De là, les chercheurs ont fait fondre les échantillons de roche synthétique dans un fourneau, en faisant varier la température pour simuler des processus géologiques capables de provoquer la formation de cristaux et éventuellement de roches. "Vous pouvez dire ce qu'il se passe alors que le mélange fondu se refroidit et que les cristaux se forment et changent la composition chimique de la roche fondue restante", a précisé le scientifique. 

Après que les échantillons se sont refroidis, les chercheurs ont isolé les petits cristaux et fait fondre les poches pour les analyser.
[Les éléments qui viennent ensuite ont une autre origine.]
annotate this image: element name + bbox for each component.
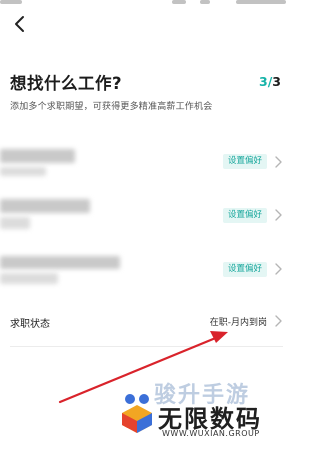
watermark: 骏升手游 无限数码 WWW.WUXIAN.GROUP <box>118 383 298 449</box>
brand-logo-icon <box>122 394 152 433</box>
watermark-url: WWW.WUXIAN.GROUP <box>162 429 260 438</box>
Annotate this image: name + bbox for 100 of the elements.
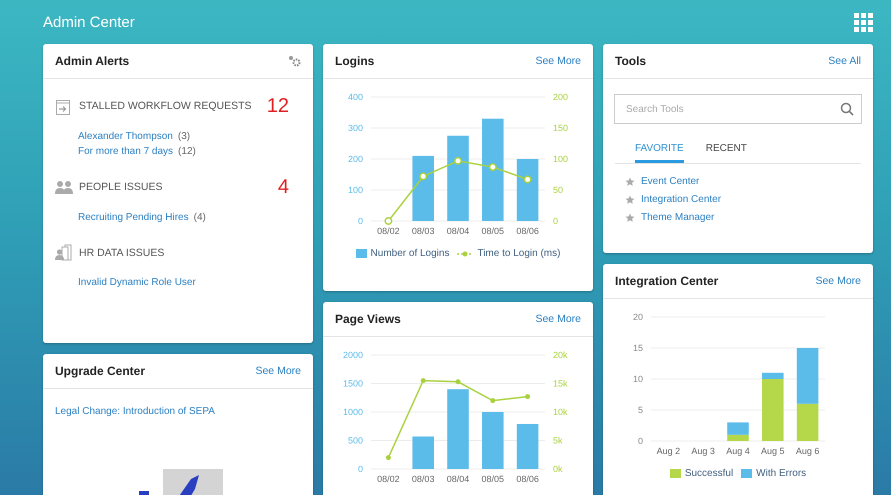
axis-label: 0 (638, 436, 643, 446)
alert-link[interactable]: Alexander Thompson (78, 131, 173, 142)
axis-label: 08/02 (377, 474, 400, 484)
point (384, 217, 392, 225)
axis-label: Aug 4 (726, 446, 750, 456)
axis-label: 08/03 (412, 474, 434, 484)
alert-category: STALLED WORKFLOW REQUESTS (79, 100, 252, 112)
star-icon (625, 212, 635, 222)
axis-label: 08/06 (516, 226, 539, 236)
axis-label: 150 (553, 123, 568, 133)
axis-label: 5 (638, 405, 643, 415)
axis-label: 100 (348, 185, 363, 195)
axis-label: 08/05 (482, 474, 504, 484)
grid-menu-icon[interactable] (854, 12, 873, 32)
bar (412, 156, 434, 221)
card-title: Upgrade Center (55, 364, 146, 378)
axis-label: 5k (553, 436, 563, 446)
card-title: Tools (615, 54, 646, 68)
axis-label: 08/02 (377, 226, 400, 236)
axis-label: 300 (348, 123, 363, 133)
card-title: Admin Alerts (55, 54, 130, 68)
bar (412, 436, 434, 469)
axis-label: Aug 6 (796, 446, 820, 456)
see-more-link[interactable]: See More (535, 313, 581, 325)
axis-label: 08/06 (516, 474, 539, 484)
see-more-link[interactable]: See More (255, 365, 301, 377)
legend-swatch (356, 249, 367, 258)
alert-count: 4 (278, 178, 289, 196)
axis-label: 08/03 (412, 226, 434, 236)
tool-link[interactable]: Theme Manager (641, 212, 714, 223)
point (454, 156, 462, 165)
axis-label: Aug 5 (761, 446, 785, 456)
legend-label: With Errors (756, 468, 806, 479)
axis-label: 08/04 (446, 226, 470, 236)
tool-link[interactable]: Integration Center (641, 194, 722, 205)
axis-label: 100 (553, 154, 568, 164)
calendar-icon (55, 98, 73, 114)
alert-item-count: (12) (178, 146, 196, 157)
axis-label: 15k (553, 378, 568, 388)
axis-label: 10k (553, 407, 568, 417)
see-all-link[interactable]: See All (828, 55, 861, 67)
tab[interactable]: FAVORITE (635, 137, 684, 163)
axis-label: Aug 3 (691, 446, 715, 456)
axis-label: 1500 (342, 378, 363, 388)
axis-label: 200 (553, 92, 568, 102)
alert-link[interactable]: For more than 7 days (78, 146, 174, 157)
alert-link[interactable]: Recruiting Pending Hires (78, 212, 189, 223)
axis-label: 08/05 (482, 226, 504, 236)
point (419, 172, 428, 180)
point (524, 176, 532, 184)
point (525, 394, 530, 400)
axis-label: 15 (632, 343, 643, 353)
alert-category: PEOPLE ISSUES (79, 181, 164, 193)
search-icon (840, 102, 854, 116)
point (488, 163, 497, 172)
axis-label: 500 (348, 436, 363, 446)
tab[interactable]: RECENT (706, 137, 747, 163)
axis-label: 08/04 (446, 474, 470, 484)
legend-label: Successful (684, 468, 734, 479)
axis-label: 50 (553, 185, 564, 195)
axis-label: 1000 (342, 407, 363, 417)
axis-label: 10 (632, 374, 643, 384)
legend-swatch (741, 469, 752, 478)
alert-count: 12 (266, 97, 289, 115)
legend-swatch (670, 469, 681, 478)
point (420, 378, 426, 384)
card-title: Integration Center (615, 274, 718, 288)
bar (516, 159, 538, 221)
point (490, 398, 496, 404)
legend-line-icon (457, 250, 474, 258)
alert-category: HR DATA ISSUES (79, 246, 166, 258)
card-title: Logins (335, 54, 374, 68)
see-more-link[interactable]: See More (815, 275, 861, 287)
axis-label: 0 (358, 216, 363, 226)
legend-label: Time to Login (ms) (477, 248, 560, 259)
card-title: Page Views (335, 312, 401, 326)
upgrade-link[interactable]: Legal Change: Introduction of SEPA (55, 406, 215, 417)
axis-label: 0k (553, 464, 563, 474)
settings-icon (287, 55, 301, 67)
app-title: Admin Center (43, 14, 135, 30)
documents-icon (55, 244, 73, 261)
star-icon (625, 176, 635, 186)
legend-label: Number of Logins (370, 248, 450, 259)
bar (516, 424, 538, 469)
axis-label: 0 (553, 216, 558, 226)
point (386, 455, 391, 460)
tool-link[interactable]: Event Center (641, 176, 700, 187)
star-icon (625, 194, 635, 204)
people-icon (55, 178, 73, 196)
see-more-link[interactable]: See More (535, 55, 581, 67)
alert-item-count: (4) (194, 212, 206, 223)
axis-label: 2000 (342, 350, 363, 360)
bar (482, 412, 504, 469)
axis-label: Aug 2 (656, 446, 680, 456)
alert-link[interactable]: Invalid Dynamic Role User (78, 277, 196, 288)
point (456, 379, 460, 384)
axis-label: 200 (348, 154, 363, 164)
axis-label: 20 (632, 312, 643, 322)
alert-item-count: (3) (178, 131, 190, 142)
axis-label: 20k (553, 350, 568, 360)
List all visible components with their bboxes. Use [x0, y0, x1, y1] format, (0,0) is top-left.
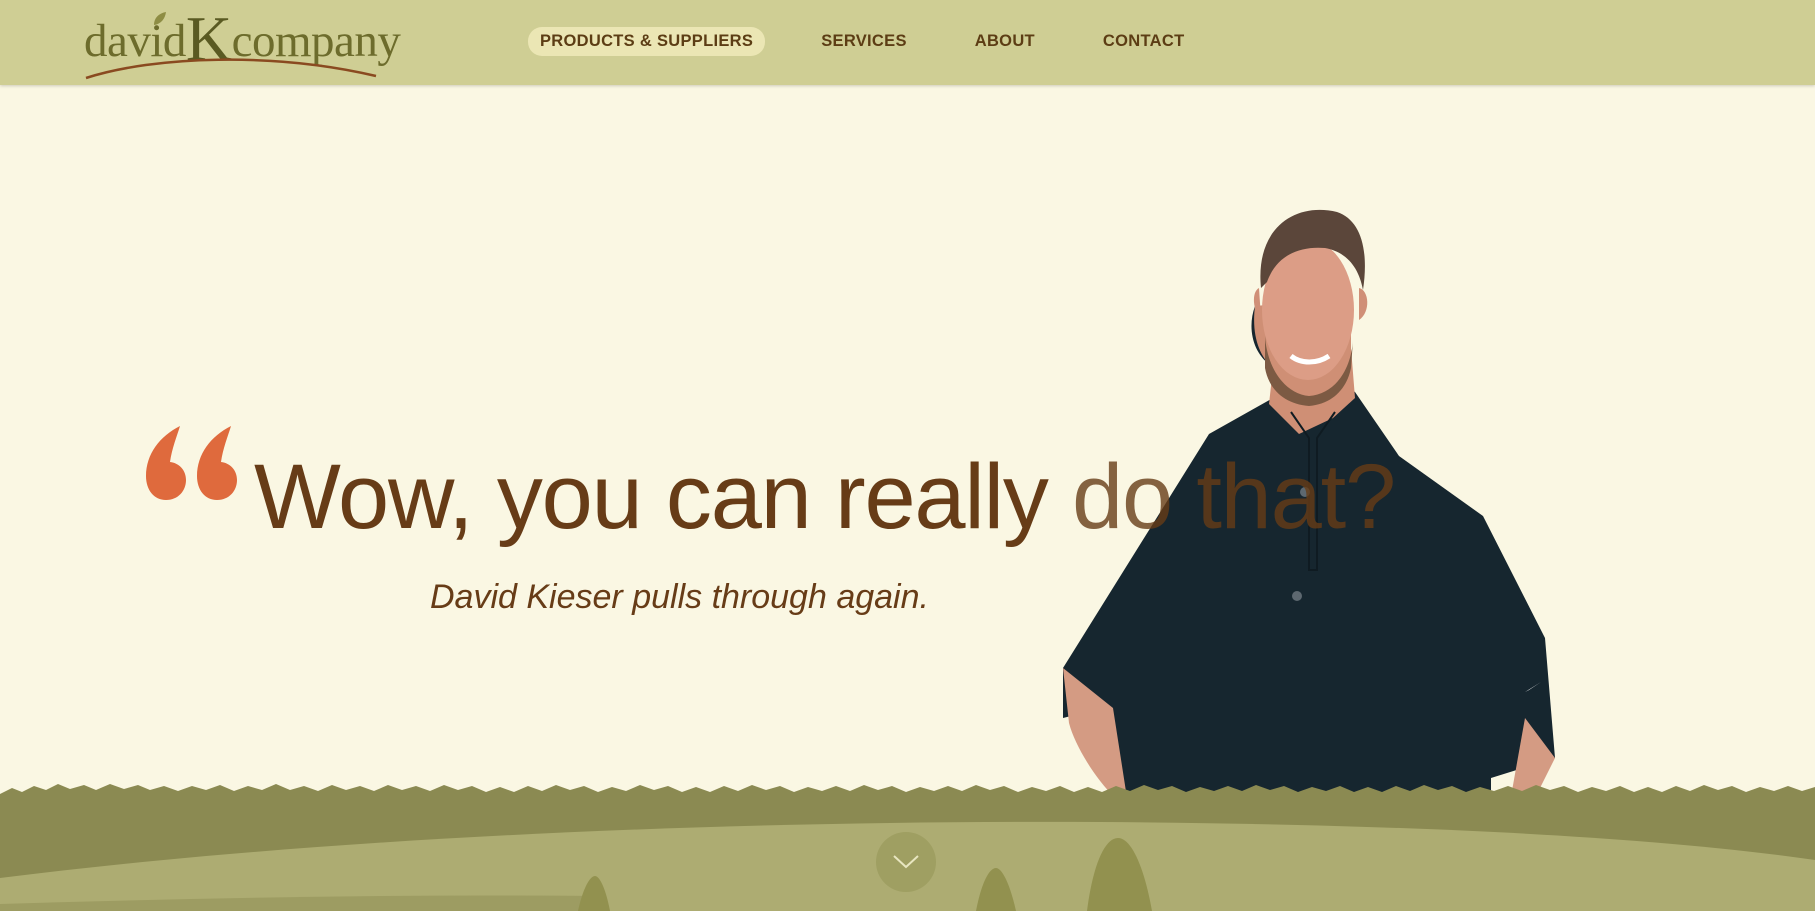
nav-services[interactable]: SERVICES [809, 27, 919, 56]
scroll-down-button[interactable] [876, 832, 936, 892]
main-nav: PRODUCTS & SUPPLIERS SERVICES ABOUT CONT… [528, 26, 1240, 56]
hero-headline: Wow, you can really do that? [254, 446, 1396, 548]
nav-about[interactable]: ABOUT [963, 27, 1047, 56]
logo-swoosh [85, 58, 377, 80]
quote-icon [146, 426, 237, 500]
chevron-down-icon [893, 855, 919, 869]
hero-subline: David Kieser pulls through again. [430, 578, 929, 616]
logo[interactable]: davidKcompany [84, 6, 406, 80]
leaf-icon [154, 12, 166, 25]
nav-contact[interactable]: CONTACT [1091, 27, 1197, 56]
nav-products-suppliers[interactable]: PRODUCTS & SUPPLIERS [528, 26, 766, 56]
site-header: davidKcompany PRODUCTS & SUPPLIERS SERVI… [0, 0, 1815, 85]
Ils ont tout d'abord cherché des scénarios dans lesquels les compositions originales des deux roches seraient liées. Par exemple, les deux pourraient provenir d'une même région : l'une aurait alors davantage cristallisé que l'autre, créant des compositions distinctes mais liées.

Un océan présent très tôt dans l'existence de Mercure

Toutefois, ils sont arrivés à la conclusion que les deux compositions étaient trop différentes pour que les roches soient issues d'une même région et qu'elles proviendraient donc de deux zones séparées de la planète. Selon Grove, la plus simple explication serait alors le fameux océan de magma qui aurait sur la durée, formé différentes compositions de cristaux au fur et à mesure qu'il se solidifiait.

"Ce qui est vraiment fascinant sur Mercure, c'est que ça ne s'est pas passé hier. La croûte est probablement vieille de plus de 4 milliards d'années, cet océan de magma est donc une caractéristique très ancienne", a déclaré le chercheur du MIT. Selon l'équipe, l'océan de magma existait très tôt dans l'existence de Mercure - probablement dès le premier million d'années et jusqu'à 10 millions d'années. Il aurait alors pu être créé par les violents processus déjà à l'origine de la planète.

Tandis que la nébuleuse solaire se condensait, des morceaux et des pièces sont entrés en collision et ont créé de plus gros morceaux pour former de petites, puis de plus larges planètes. Or, ce processus de collision et d'accrétion a peut-être produit suffisamment d'énergie pour fondre complètement la planète. Un scénario qui rend l'existence d'un ancien océan de lave tout à fait possible. 

De nouvelles connaissances sur l'évolution planétaire

"L'acquisition de données par la sonde doit être combinée par des expériences en laboratoire. Bien que ces données aient elles-mêmes de la valeur, des études expérimentales sur ces compositions permettent aux scientifiques d'atteindre le prochain niveau dans l'interprétation de l'évolution planétaire", a commenté Bernard Charlier, autre scientifique impliqué dans l'étude.

"C'est un premier pas très important vers le fait de passer de données intéressantes à une réelle compréhension", a ajouté de son côté Larry Nittler, chercheur à la Carnegie Institution of Washington qui étudie aussi avec ses collègues les données de Messenger.